Built in 1801 at the direction of Queen Charlotte in the gardens near Frogmore House, Frogmore Cottage is part of the Crown Estate, the British monarch's public estate.

== History ==
The cottage was originally known as Double Garden Cottage and was listed in Queen Charlotte's 1801 accounts for her garden as having been built for £450 by a Mr Bowen. Queen Victoria had breakfast at the cottage on 28 June 1875 and noted an "immense number of little frogs" which she found "quite disgusting". The cottage has been listed Grade II on the National Heritage List for England since October 1975. The listing provides little of the history: "Early C19 plain 2 storey house with parapet. Centre break with porch. Glazing bar sashes. Stucco faced".
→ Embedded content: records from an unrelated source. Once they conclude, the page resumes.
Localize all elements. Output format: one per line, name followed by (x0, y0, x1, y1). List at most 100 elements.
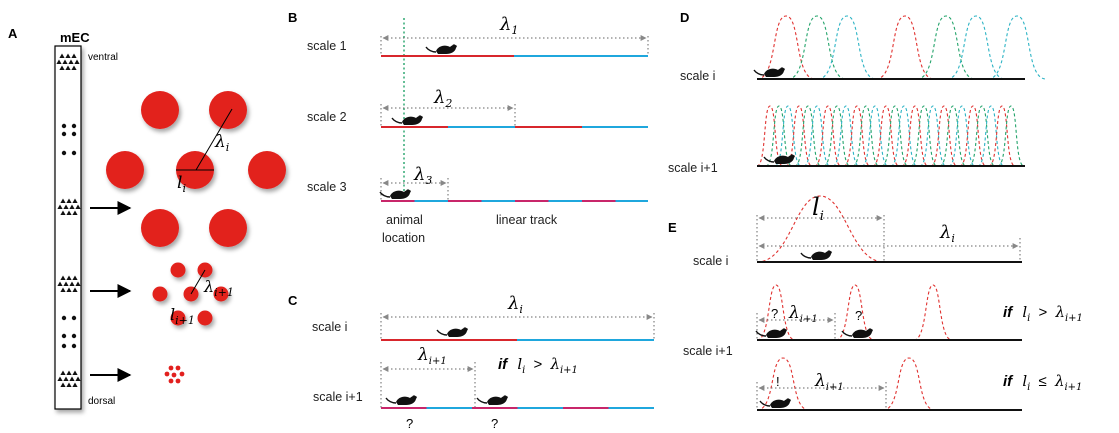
scale-i1-label-e: scale i+1 (683, 344, 733, 358)
grid-cell-triangle (63, 204, 69, 209)
place-field (946, 15, 1006, 80)
place-field (890, 105, 918, 167)
grid-cell-triangle (72, 210, 78, 215)
grid-cell-triangle (72, 198, 78, 203)
place-field (765, 105, 793, 167)
grid-cell-triangle (60, 198, 66, 203)
place-field (785, 105, 813, 167)
rat-icon (753, 66, 786, 78)
panel-e-label: E (668, 220, 677, 235)
grid-cell-triangle (56, 59, 62, 64)
grid-cell-triangle (71, 53, 77, 58)
l-i-label: li (177, 173, 186, 195)
place-field (861, 105, 889, 167)
grid-cell-triangle (66, 198, 72, 203)
animal-location-label-2: location (382, 231, 425, 245)
grid-cell-triangle (69, 204, 75, 209)
scale-i1-label: scale i+1 (313, 390, 363, 404)
dot-cell (61, 343, 67, 349)
grid-cell-triangle (75, 204, 81, 209)
place-field (930, 105, 958, 167)
panel-a-label: A (8, 26, 18, 41)
question-mark: ? (855, 308, 862, 323)
dot-cell (71, 150, 77, 156)
mec-label: mEC (60, 30, 90, 45)
place-field (910, 105, 938, 167)
place-field (756, 105, 784, 167)
rat-icon (800, 249, 833, 261)
grid-cell-triangle (65, 65, 71, 70)
rat-icon (379, 188, 412, 200)
lambda-3-label: λ3 (413, 164, 432, 187)
grid-cell-triangle (68, 59, 74, 64)
grid-cell-triangle (69, 281, 75, 286)
grid-cell-triangle (65, 53, 71, 58)
grid-cell-triangle (60, 382, 66, 387)
panel-b-label: B (288, 10, 297, 25)
scale-i-label: scale i (312, 320, 347, 334)
dot-cell (61, 123, 67, 129)
place-field (901, 105, 929, 167)
place-field (875, 15, 935, 80)
dot-cell (61, 315, 67, 321)
place-field (787, 15, 847, 80)
grid-cell-triangle (75, 281, 81, 286)
question-mark: ? (491, 416, 498, 431)
rat-icon (763, 153, 796, 165)
place-field (939, 105, 967, 167)
grid-cell-triangle (69, 376, 75, 381)
lambda-i-label: λi (214, 132, 229, 154)
panel-c-label: C (288, 293, 298, 308)
lambda-i-label-e: λi (939, 222, 955, 245)
grid-cell-triangle (57, 376, 63, 381)
exclaim-mark: ! (776, 374, 780, 389)
place-field (774, 105, 802, 167)
grid-field-large (106, 91, 286, 247)
grid-cell-triangle (72, 370, 78, 375)
grid-field-small (164, 365, 185, 384)
grid-cell-triangle (66, 275, 72, 280)
lambda-i1-line (190, 269, 206, 295)
grid-cell-triangle (75, 376, 81, 381)
question-mark: ? (771, 306, 778, 321)
ventral-label: ventral (88, 52, 118, 63)
place-field (997, 105, 1025, 167)
l-i-label-e: li (812, 193, 824, 224)
place-field (872, 105, 900, 167)
place-field (832, 105, 860, 167)
grid-cell-triangle (63, 281, 69, 286)
place-field (977, 105, 1005, 167)
dot-cell (61, 333, 67, 339)
dot-cell (71, 333, 77, 339)
grid-cells-ventral (56, 53, 80, 70)
grid-cell-triangle (66, 382, 72, 387)
l-i1-label: li+1 (170, 305, 195, 327)
lambda-i1-label-e2: λi+1 (814, 371, 844, 393)
lambda-1-label: λ1 (499, 14, 518, 37)
grid-cell-triangle (62, 59, 68, 64)
condition-e-gt: if li > λi+1 (1003, 303, 1083, 325)
place-field (843, 105, 871, 167)
place-field (756, 15, 816, 80)
grid-cell-triangle (60, 370, 66, 375)
lambda-i1-label: λi+1 (203, 277, 234, 299)
place-field (919, 105, 947, 167)
grid-cell-triangle (60, 275, 66, 280)
grid-cell-triangle (60, 210, 66, 215)
grid-cell-triangle (59, 53, 65, 58)
grid-cell-triangle (72, 382, 78, 387)
grid-cell-triangle (66, 210, 72, 215)
mec-strip (54, 45, 82, 410)
grid-cell-triangle (57, 281, 63, 286)
lambda-i-line (195, 108, 233, 171)
panel-d-label: D (680, 10, 689, 25)
place-field (959, 105, 987, 167)
place-field (852, 105, 880, 167)
condition-c: if li > λi+1 (498, 355, 578, 377)
grid-cells-lower (57, 275, 81, 292)
rat-icon (476, 394, 509, 406)
place-field (916, 15, 976, 80)
grid-cell-triangle (72, 287, 78, 292)
place-field (823, 105, 851, 167)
===19th and 20th century occupants===
The cottage was a retreat for Charlotte, the queen consort of George III, and her unmarried daughters. The theologian Henry James Sr. and his family lived at the cottage in the 1840s. A personal secretary of Queen Victoria, Abdul Karim, moved to Frogmore Cottage in 1897 with his wife and father. Grand Duchess Xenia Alexandrovna in exile from her native Russia after the Russian Revolution stayed there in the 1920s.

===21st century occupants===
In the early 21st century, Frogmore Cottage was a series of five separate units housing Windsor estate workers. In 2019, it was provided to the Duke and Duchess of Sussex as a grace and favour home by Elizabeth II, and converted into a four-bedroom-and-nursery single-family home at a reported cost of £2.4 million from the Sovereign Grant prior to the birth of their son, Archie, in May 2019. As a property of a royal palace of state and designated heritage site, Frogmore Cottage was scheduled to be renovated in any event, regardless of occupant.

In January 2020, Buckingham Palace announced that the Duke and Duchess of Sussex were stepping down as senior working members of the royal family and shared the couple's "wish to repay Sovereign Grant expenditure for the refurbishment of Frogmore Cottage" as they were relocating to North America. In September 2020, £2.4 million was received, part of which was offset against rental payments due. Subsequently, the existing licence to occupy the property was extended to March 2022. By 2023, the couple were well-settled in their new principal place of residence in Montecito, California. The licence to occupy Frogmore was not re-extended, so they officially vacated.

Princess Eugenie - the younger daughter of Andrew Mountbatten-Windsor - and her husband, took up residence at the cottage in November 2020. In February 2022, the Duke of Sussex and his wife announced a desire to renew the licence to occupy, which would allow Harry to remain legally domiciled in the UK for citizenship and immigration purposes. In May 2022, Eugenie reportedly vacated.

Meghan Markle and Prince Harry were told 'to vacate' their UK home and in March 2023, Prince Andrew, Duke of York had been offered Frogmore Cottage in exchange for surrendering his lease on the nearby thirty-room Royal Lodge in Windsor Great Park after he had paid $16.3 million in February 2022 to settle the civil sexual assault case Virginia Giuffre brought against him in the US.